TreeTableView uses TreeTableViewArrayListSelectionModel, which extends MultipleSelectionModelBase, which uses ReadOnlyUnbackedObservableList, which uses (and contains) SelectionListIterator, which has a broken implementation for its method nextIndex.

Thanks to fabian for pointing that out. He also filed a bug report (http://bugs.java.com/bugdatabase/view_bug.do?bug_id=8145887).

Workaround

Using a buffer in between could provide an effective workaround for the problem above. I tried several approaches. setAll on selection invalidation and Bindings.bindContent do not work. In both cases I received null values in the list. The straightforward "solution" is to simply filter the nulls out.
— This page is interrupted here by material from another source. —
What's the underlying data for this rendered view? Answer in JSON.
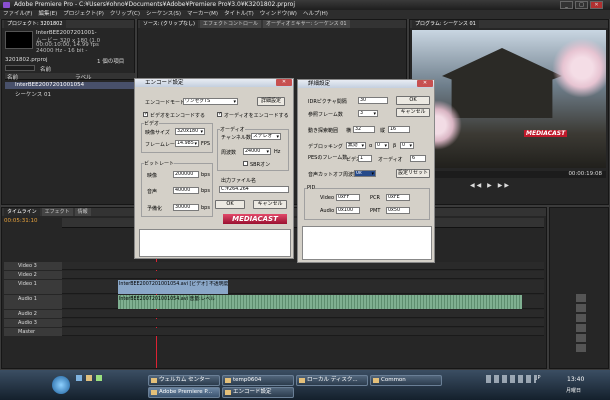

This leads to the inefficient but apparently effective code below.

// [...]
TreeTableView<Data> listView = createTreeTableView();
selectionBuffer = FXCollections.observableArrayList();
listView.getSelectionModel().getSelectedItems().addListener(new InvalidationListener() {
    @Override
    public void invalidated(Observable observable) {
        selectionBuffer.clear();
        for (TreeItem<Data> t : listView.getSelectionModel().getSelectedItems()) {
            if (t != null) {
                selectionBuffer.add(t);
            }
        }
    }
});
// [...]

Using selectionBuffer instead of listView.getSelectionModel().getSelectedItems() should now compensate the implementation problem in nextIndex.